Леонид Андреев - Том 2. Рассказы и пьесы 1904-1907
Он опустил руки почти со стоном, и все глаза обратились на землю, как будто там действительно лежало что-то хрупкое и нежное, разбитое на куски — прекрасная человеческая жизнь.
— Топчите же ее, девки! Топчите, чтобы кусочка не осталось! — топнул он ногой.
И как дети, которые радуются новой шалости, они все с визгом и хохотом вскочили и начали топтать то место, где невидимо лежала разбитая нежная фарфоровая ваза — прекрасная человеческая жизнь. И постепенно овладела ими ярость. Смолк хохот и визг. Только тяжелое дыхание, густой сап и топот ног, яростный, беспощадный, неукротимый.
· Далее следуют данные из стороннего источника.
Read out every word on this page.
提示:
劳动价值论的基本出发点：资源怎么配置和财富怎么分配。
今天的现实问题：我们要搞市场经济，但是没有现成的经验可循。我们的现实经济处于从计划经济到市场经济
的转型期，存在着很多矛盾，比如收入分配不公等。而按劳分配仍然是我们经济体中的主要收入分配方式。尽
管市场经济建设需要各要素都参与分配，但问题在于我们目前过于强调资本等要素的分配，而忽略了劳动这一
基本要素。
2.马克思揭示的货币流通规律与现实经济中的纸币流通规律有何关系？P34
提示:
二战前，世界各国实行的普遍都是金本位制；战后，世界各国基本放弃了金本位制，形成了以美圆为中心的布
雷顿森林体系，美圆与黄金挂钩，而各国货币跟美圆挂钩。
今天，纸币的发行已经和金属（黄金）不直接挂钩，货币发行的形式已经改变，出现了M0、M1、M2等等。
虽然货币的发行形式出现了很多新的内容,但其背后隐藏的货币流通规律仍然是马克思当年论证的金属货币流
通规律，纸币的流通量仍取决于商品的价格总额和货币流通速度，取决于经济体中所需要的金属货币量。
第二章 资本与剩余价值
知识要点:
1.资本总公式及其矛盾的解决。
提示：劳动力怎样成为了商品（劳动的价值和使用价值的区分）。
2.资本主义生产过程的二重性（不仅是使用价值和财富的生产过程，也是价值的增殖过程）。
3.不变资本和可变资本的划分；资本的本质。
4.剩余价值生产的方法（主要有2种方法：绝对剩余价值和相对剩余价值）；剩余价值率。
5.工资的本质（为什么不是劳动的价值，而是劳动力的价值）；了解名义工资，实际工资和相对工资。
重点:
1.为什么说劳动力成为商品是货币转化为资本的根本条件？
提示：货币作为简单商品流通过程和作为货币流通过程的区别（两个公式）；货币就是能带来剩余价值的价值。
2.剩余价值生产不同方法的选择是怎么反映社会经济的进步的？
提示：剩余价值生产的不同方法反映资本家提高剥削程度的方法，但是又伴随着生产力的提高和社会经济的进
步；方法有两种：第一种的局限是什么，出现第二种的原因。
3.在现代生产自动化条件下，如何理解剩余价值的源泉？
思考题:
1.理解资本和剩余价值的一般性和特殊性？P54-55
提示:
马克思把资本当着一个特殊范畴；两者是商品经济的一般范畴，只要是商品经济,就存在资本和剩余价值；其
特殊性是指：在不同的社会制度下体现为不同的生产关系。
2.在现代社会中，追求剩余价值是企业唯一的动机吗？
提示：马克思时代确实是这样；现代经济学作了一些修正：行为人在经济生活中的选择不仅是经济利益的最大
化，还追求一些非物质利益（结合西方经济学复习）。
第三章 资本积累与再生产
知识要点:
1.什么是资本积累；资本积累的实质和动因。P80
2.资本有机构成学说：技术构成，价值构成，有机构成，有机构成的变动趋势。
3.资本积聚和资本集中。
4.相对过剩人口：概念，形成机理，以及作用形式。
Как оскорбленная царица, через плечо, глядела на него Люба яростными глазами и вдруг, точно поняв, точно обезумев, — с радостным стоном бросилась в середину толкущихся женщин и быстро затопала ногами. Если бы не серьезность пьяных лиц, если бы не яростность потускневших глаз, не злоба искаженных, искривленных ртов, можно было бы подумать, что это новый особенный танец без музыки и без ритма.
И сцепив пальцами твердый, щетинистый череп — спокойно и угрюмо смотрел он.
* * *Говорили в темноте два голоса.
Голос Любы, близкий, внимательный, чуткий, с легкими нотками особенного страха, каким бывает всегда голос женщины в темноте, — и его, твердый, спокойный, далекий. Слова он выговаривал слишком твердо, слишком отчетливо — и только в этом чувствовался еще не совсем прошедший хмель.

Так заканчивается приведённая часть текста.